So far so good! Now what I intend to show is that the posterior follows an Inverse Gaussian distribution
$$
p(\tau \vert x, \mu) = \mathcal{IG}\left(\tau\ \middle|\ \vert x – \mu\vert \lambda, \vert x – \mu \vert^2 \right) = \sqrt{\frac{\vert x – \mu \vert^2}{2 \pi \tau^3}} \exp\left( – \frac{\vert x – \mu \vert ^2 \left(\tau – \vert x – \mu \vert \lambda\right)^2}{2 (\vert x – \mu \vert \lambda)^2 \tau}\right).
$$
The problem now is that when I reformulate the expression of the posterior I only get the following results
\begin{align*}
&\frac{\mathcal{N}(x \vert \mu, \tau) \textit{Expon}\left(\tau \middle| \frac{1}{2\lambda^2}\right)}{\mathcal{L}(x \vert \mu, \lambda)} \\
=\ &\frac{\frac{1}{\sqrt{2 \pi \tau}} \exp\left( – \frac{(x – \mu)^2}{2 \tau} \right) \frac{1}{2 \lambda^2} \exp\left(-\frac{\tau}{2 \lambda^2} \right)}{\frac{1}{2\lambda} \exp\left(-\frac{\vert x – \mu \vert}{\lambda}\right)} \\
=\ &\frac{\frac{1}{\lambda \sqrt{2 \pi \tau}} \exp\left( – \frac{(x – \mu)^2}{2 \tau} \right) \exp\left(-\frac{\tau}{2 \lambda^2} \right)}{\exp\left(-\frac{\vert x – \mu \vert}{\lambda}\right)} \\
=\ &\frac{\frac{1}{\lambda \sqrt{2 \pi \tau}} \exp\left( – \frac{\tau^2 + (x – \mu)^2 \lambda^2}{2 \lambda^2 \tau} \right)}{\exp\left(-\frac{\vert x – \mu \vert}{\lambda}\right)} \\
=\ &\frac{\frac{1}{\lambda \sqrt{2 \pi \tau}} \exp\left( – \frac{\left(\tau – \vert x – \mu \vert \lambda\right)^2}{2 \lambda^2 \tau} – \frac{2 \tau \vert x – \mu \vert \lambda}{2 \lambda^2 \tau}\right)}{\exp\left(-\frac{\vert x – \mu \vert}{\lambda}\right)} \\
=\ &\frac{\frac{1}{\lambda \sqrt{2 \pi \tau}} \exp\left( – \frac{\left(\tau – \vert x – \mu \vert \lambda\right)^2}{2 \lambda^2 \tau}\right) \exp \left( – \frac{\vert x – \mu \vert}{\lambda}\right)}{\exp\left(-\frac{\vert x – \mu \vert}{\lambda}\right)} \\
=\ &\frac{1}{\lambda \sqrt{2 \pi \tau}} \exp\left( – \frac{\vert x – \mu \vert ^2 \left(\tau – \vert x – \mu \vert \lambda\right)^2}{2 (\vert x – \mu \vert \lambda)^2 \tau}\right).
\end{align*}
Now from the last line it becomes obvious that I would only obtain the desired results if
$$
\lambda = \frac{\tau}{\vert x – \mu \vert}.
$$
However, I do not see why I would need this assumption, since I know that the posterior is properly normalized in any case and the exponential term indicates that I am indeed dealing with an Inverse Gaussian distribution.

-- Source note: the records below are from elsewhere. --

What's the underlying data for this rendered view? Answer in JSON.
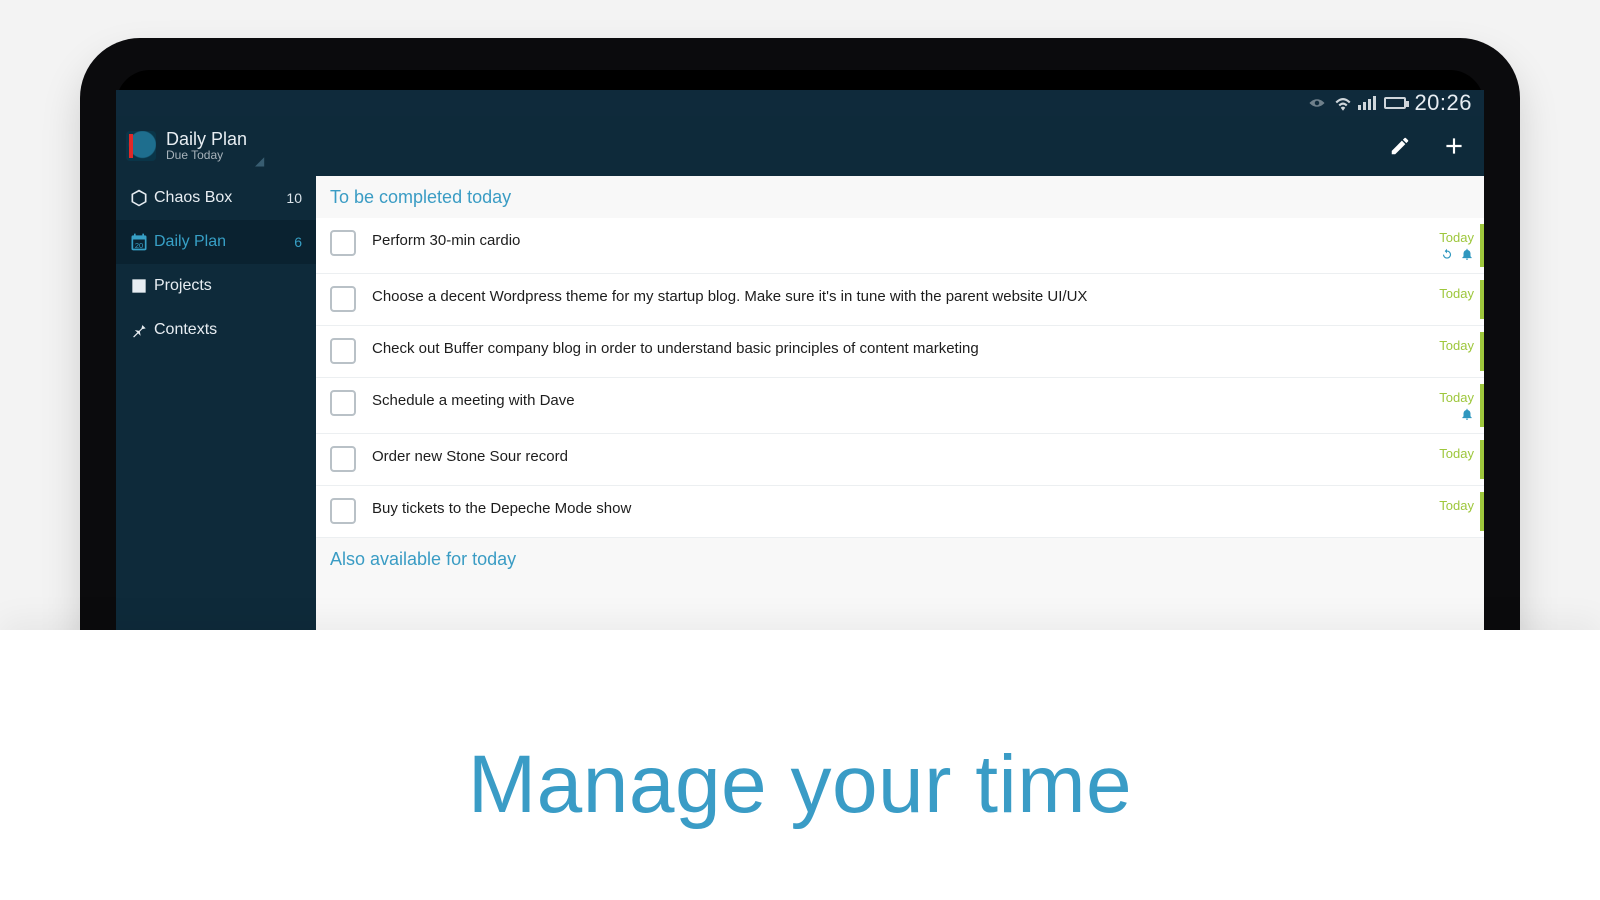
{
  "statusbar": {
    "time": "20:26"
  },
  "header": {
    "title": "Daily Plan",
    "subtitle": "Due Today"
  },
  "sidebar": {
    "items": [
      {
        "label": "Chaos Box",
        "count": "10"
      },
      {
        "label": "Daily Plan",
        "count": "6"
      },
      {
        "label": "Projects",
        "count": ""
      },
      {
        "label": "Contexts",
        "count": ""
      }
    ]
  },
  "content": {
    "section1_title": "To be completed today",
    "section2_title": "Also available for today",
    "tasks": [
      {
        "text": "Perform 30-min cardio",
        "due": "Today",
        "repeat": true,
        "alarm": true
      },
      {
        "text": "Choose a decent Wordpress theme for my startup blog. Make sure it's in tune with the parent website UI/UX",
        "due": "Today",
        "repeat": false,
        "alarm": false
      },
      {
        "text": "Check out Buffer company blog in order to understand basic principles of content marketing",
        "due": "Today",
        "repeat": false,
        "alarm": false
      },
      {
        "text": "Schedule a meeting with Dave",
        "due": "Today",
        "repeat": false,
        "alarm": true
      },
      {
        "text": "Order new Stone Sour record",
        "due": "Today",
        "repeat": false,
        "alarm": false
      },
      {
        "text": "Buy tickets to the Depeche Mode show",
        "due": "Today",
        "repeat": false,
        "alarm": false
      }
    ]
  },
  "caption": "Manage your time"
}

Can somebody help me out here?
Best Answer
I have now checked my proof again. Interestingly, the expression for the posterior that I derived is correct and indeed integrates to one, which is easily proved in the following way
\begin{align*} &\int_{\mathbb{R}_{>0}} \frac{1}{\lambda \sqrt{2 \pi \tau}} \exp\left( - \frac{\vert x - \mu \vert ^2 \left(\tau - \vert x - \mu \vert \lambda\right)^2}{2 (\vert x - \mu \vert \lambda)^2 \tau}\right) d\tau\\ =& \frac{1}{\vert x - \mu \vert \lambda} \int_{\mathbb{R}_{>0}} \tau \sqrt{\frac{\vert x - \mu \vert^2}{2 \pi \tau^3}} \exp\left( - \frac{\vert x - \mu \vert ^2 \left(\tau - \vert x - \mu \vert \lambda\right)^2}{2 (\vert x - \mu \vert \lambda)^2 \tau}\right) d\tau \\ =& \frac{1}{\vert x - \mu \vert \lambda} \vert x - \mu \vert \lambda = 1. \end{align*}
The second reformulation is possible because the integral can be identified as the mean of an Inverse Gaussian with mean $\vert x - \mu \vert \lambda$.
The new question that this yields is: Does anyone know this probability distribution? Or is it something new.
Even more exciting: It is also easy to show that if $\tau$ is distributed according to the derived probability distribution, I will refer to it from now as
$$ \mathcal{IG}^{-1}\left(\tau\ \middle|\ \vert x - \mu \vert \lambda, \vert x - \mu \vert^2\right) = \int_{\mathbb{R}_{>0}} \frac{1}{\lambda \sqrt{2 \pi \tau}} \exp\left( - \frac{\vert x - \mu \vert ^2 \left(\tau - \vert x - \mu \vert \lambda\right)^2}{2 (\vert x - \mu \vert \lambda)^2 \tau}\right) d\tau $$
then $\tau^{-1}$ is distributed according to
$$\mathcal{IG}\left(\tau^{-1}\ \middle|\ \frac{1}{\vert x - \mu \vert \lambda}, \frac{1}{\lambda^2}\right)$$.
The mean of $\mathcal{IG}^{-1}\left(\tau\ \middle|\ \vert x - \mu \vert \lambda, \vert x - \mu \vert^2\right)$ seems to be given by
$$ \lambda^2 + \vert x - \mu \vert \lambda $$
if I have not screwed up with the calculations.